Ayer por la noche volvimos al teatro en este 2015 con mi
mujer. Terrenal, de Mauricio Kartun fue la elegida, que también estaba de
reestreno. Esa hermosa costumbre de sacar entradas para aquella obra que por
alguna razón, recomendación, azar o intuición llega a nosotros, esperar el
tiempo necesario para que madure la salida teatrera, decidir no leer las
críticas sino ir y encontrarse con lo que tenga para mostrarnos, amanecer el
día en que las entradas dicen que se llevará a cabo la función, prepararse
horas antes y salir al ruedo citadino para llegar a un espacio en donde un
grupo de personas preparan y traman algo, buscan mostrarte la realidad bajo una
nueva mirada. Uno se predispone, reconoce el espacio -en este caso, el Teatro
del Pueblo, primer teatro independiente de la Argentina-, es ubicado, toma
asiento y se relaja para recibir lo que toque.

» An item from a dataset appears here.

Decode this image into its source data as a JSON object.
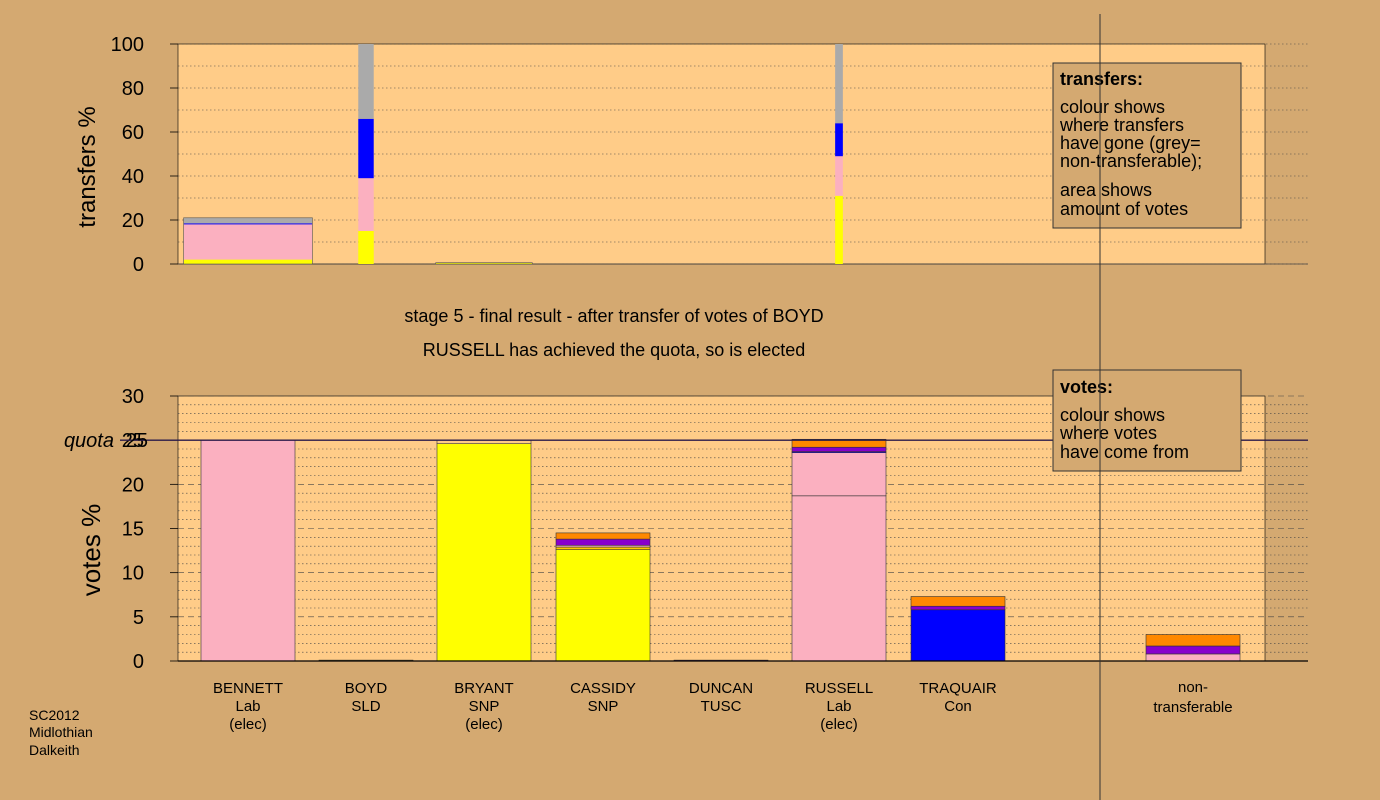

Y vaya si te toca esta obra de teatro. Teatro de texto, lo
llaman algunos, poesía inabarcable, elijo referenciarla. El texto que Kartun le
sopla a los personajes al oído es de una consistencia, gracia, libertad y
sublevación que permite a uno volar y concluir sus palabras, da rienda suelta a
la imaginación, encara temas que podrían ser trágicos con un humor -o esto es
lo que recibe el público, al no parar de reírse, por ejemplo, tras la muerte de
un personaje- descollante. Uno sale lleno, nutrido tras ver esta obra,
Terrenal, donde dos hermanos, Caín y Abel, luchan dialécticamente, en principio,
con su antagónico, y luego se les presenta el Tata, para develar el misterio de
las diferencias.
Una historia que no se queda en la contraposición aparente y
simplista de visión de izquierda y de derecha, sino que ahonda en las miserias
humanas, en el sentimiento encontrado de aquel que tiene su "sistema
opositor" visible en su hermano, y no logra vislumbrar que está allí para
confrontarlo y hacerlo crecer. Actuaciones sublimes, un Claudio Rissi que
brilla en su papel de Tatita, con un monólogo final deslumbrante. Y parece ser
que no alcanzan las palabras para elogiar una obra que agradezco haber estado
allí para verla y disfrutarla.
El gusto mismo de salir del teatro hablando de la obra recién
vista. Caminar por la calle Corrientes en buena compañía, buscar un lugar para
comer con mi amada, y seguir desculando y entreteniendo la verba con lo recién
visto. "Este teatro es el que me invita a hacer teatro", me dice con
su simpleza y precisión verbal Marisel. "Esto me gusta de los monólogos,
ese final que pone al público de pie", para aplaudir y reconocer la tarea
realizada. Teatro del bueno, del que te hace saltar del asiento y creer que tu
aplauso es algo importante, cuando la realidad indica que lo importante te lo
llevas para seguir masticándolo en conjunto, luego, entre la muzzarella grasosa
del Guerrín y lo que tenés que hacer al otro día al levantar la cabeza de la
almohada.
El buen teatro te saca un poco de esa sensación de atadura
de la realidad, te invita a pasear por el imaginario y ampliar la mirada
unilateral que suele componer nuestro pequeño Universo, darle un toque de color
al día y seguir adelante. Porque hay tanto por recorrer en el horizonte que no
hay obra de teatro que pueda abarcarlo. Y ésta, casual o causalmente, será una
obra que recordaré de por vida por ser la primera que fuimos a ver con mi
primer hijo en el vientre de su madre. Nosotros la vimos, él la sintió.
"Esto es lo que les gusta a mamá y a papá", dice que le dijo Marisel a
la panza antes de que empiece. Esto es lo que quiero hacer y comunicar tras ver
esta obra de arte. El teatro logrado te hace salir con un envión a encarar la
vida que no me lo genera ningún otro arte.